Sofern die FIFA ihre Entscheidung während ihres Kongresses im nächsten Jahr nicht revidiert, wird der Austragungsort der Fußball-Weltmeisterschaft 2022 Katar sein, ein Land ohne Fußballtradition: Die dort herrschenden klimatischen Bedingungen geben Anlass zur Sorge um das Wohl und die Gesundheit der Spieler. Aber dies ist nicht der einzige Kritikpunkt an dem Emirat als Veranstaltungsort. So berichtet die FAZ, es sei bei der Vergabe der Spiele nicht mit rechten Dingen zugegangen und FIFA-Präsident Joseph Blatter hatte im Dezember 2010 für seine Aufforderung, homosexuelle Fans sollten aus Respekt vor dem Gastgeberland auf Sex während der WM verzichten, um Entschuldigung bitten müssen. Das geltende islamische Recht wird auch bei Ausländern angewandt, so dass homosexuelle Fans und Spieler mit Repressalien rechnen müssen.

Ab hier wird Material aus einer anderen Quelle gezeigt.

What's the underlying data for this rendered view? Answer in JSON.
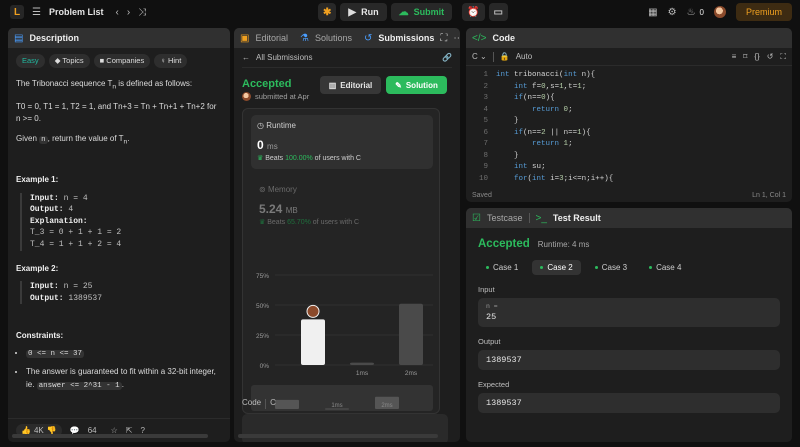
{
  "topbar": {
    "title": "Problem List",
    "run": "Run",
    "submit": "Submit",
    "streak": "0",
    "premium": "Premium"
  },
  "description": {
    "tab": "Description",
    "editorial_tab": "Editorial",
    "solutions_tab": "Solutions",
    "submissions_tab": "Submissions",
    "chips": {
      "easy": "Easy",
      "topics": "Topics",
      "companies": "Companies",
      "hint": "Hint"
    },
    "intro": "The Tribonacci sequence T",
    "intro_sub": "n",
    "intro_end": " is defined as follows:",
    "def1": "T",
    "def_text": "T0 = 0, T1 = 1, T2 = 1, and Tn+3 = Tn + Tn+1 + Tn+2 for n >= 0.",
    "given_a": "Given ",
    "given_n": "n",
    "given_b": ", return the value of T",
    "given_sub": "n",
    "ex1_title": "Example 1:",
    "ex1_input_k": "Input:",
    "ex1_input_v": " n = 4",
    "ex1_output_k": "Output:",
    "ex1_output_v": " 4",
    "ex1_expl_k": "Explanation:",
    "ex1_l1": "T_3 = 0 + 1 + 1 = 2",
    "ex1_l2": "T_4 = 1 + 1 + 2 = 4",
    "ex2_title": "Example 2:",
    "ex2_input_k": "Input:",
    "ex2_input_v": " n = 25",
    "ex2_output_k": "Output:",
    "ex2_output_v": " 1389537",
    "constraints_title": "Constraints:",
    "c1": "0 <= n <= 37",
    "c2a": "The answer is guaranteed to fit within a 32-bit integer, ie. ",
    "c2b": "answer <= 2^31 - 1",
    "c2c": ".",
    "likes": "4K",
    "comments": "64"
  },
  "submission": {
    "back": "All Submissions",
    "status": "Accepted",
    "submitted": "submitted at Apr",
    "editorial_btn": "Editorial",
    "solution_btn": "Solution",
    "runtime_label": "Runtime",
    "runtime_value": "0",
    "runtime_unit": "ms",
    "runtime_beats_a": "Beats ",
    "runtime_beats_pct": "100.00%",
    "runtime_beats_b": " of users with C",
    "memory_label": "Memory",
    "memory_value": "5.24",
    "memory_unit": "MB",
    "memory_beats_a": "Beats ",
    "memory_beats_pct": "65.70%",
    "memory_beats_b": " of users with C",
    "code_label": "Code",
    "code_lang": "C"
  },
  "chart_data": {
    "type": "bar",
    "categories": [
      "",
      "1ms",
      "2ms"
    ],
    "values": [
      38,
      2,
      51
    ],
    "ylabel": "",
    "ylim": [
      0,
      75
    ],
    "yticks": [
      "75%",
      "50%",
      "25%",
      "0%"
    ],
    "highlight_index": 0
  },
  "code": {
    "tab": "Code",
    "lang": "C",
    "auto": "Auto",
    "lines": [
      "int tribonacci(int n){",
      "    int f=0,s=1,t=1;",
      "    if(n==0){",
      "        return 0;",
      "    }",
      "    if(n==2 || n==1){",
      "        return 1;",
      "    }",
      "    int su;",
      "    for(int i=3;i<=n;i++){"
    ],
    "line_numbers": [
      "1",
      "2",
      "3",
      "4",
      "5",
      "6",
      "7",
      "8",
      "9",
      "10"
    ],
    "saved": "Saved",
    "cursor": "Ln 1, Col 1"
  },
  "test": {
    "testcase_tab": "Testcase",
    "result_tab": "Test Result",
    "status": "Accepted",
    "runtime": "Runtime: 4 ms",
    "cases": [
      "Case 1",
      "Case 2",
      "Case 3",
      "Case 4"
    ],
    "input_label": "Input",
    "input_var": "n =",
    "input_value": "25",
    "output_label": "Output",
    "output_value": "1389537",
    "expected_label": "Expected",
    "expected_value": "1389537"
  },
  "colors": {
    "accent_green": "#2cbb5d",
    "brand_orange": "#f0a020",
    "easy_teal": "#22b8a0"
  }
}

Nicht zuletzt sorgt aber die menschenunwürdige Lebenssituation der Arbeitsmigranten im Emirat, die im Sommer bei einer Luftfeuchtigkeit von 85 Prozent und bei Temperaturen von 45°C arbeiten müssen, für Empörung. 230.000 Einheimischen, von denen lediglich 45.000 Männer und 25.000 Frauen im Arbeitsleben aktiv sind, stehen rund 1,6 Millionen Gastarbeiter (Zahl von Oktober 2013) gegenüber. Die britische Tageszeitung “Guardian” berichtete im September 2013 über die Ausbeutung der beim Bau der Stadien und Infrastrukturen eingesetzten nepalesischen Gastarbeiter, denen zum Teil sogar Trinkwasser und Nahrungsmittel verweigert wurden.

Daraufhin hatte sich die Situation der Gastarbeiter zunächst verbessert; am 7. November 2014 sah sich der “Guardian” jedoch erneut veranlasst, einen Artikel über den Bau des 86.000-Sitzplätze bietenden Stadions in Lusail, eine neue Planstadt 20 km nördlich der Hauptstadt Doha, zu veröffentlichen. Quellen in Katar gehen von etwa 2.800 registrierten nordkoreanischen Gastarbeitern aus, die sich unter unmenschlichen Bedingungen von morgens 6.00 Uhr bis nach Mitternacht als – so der “Guardian” wörtlich – “staatlich geförderte Sklaven” auf den Baustellen abmühen.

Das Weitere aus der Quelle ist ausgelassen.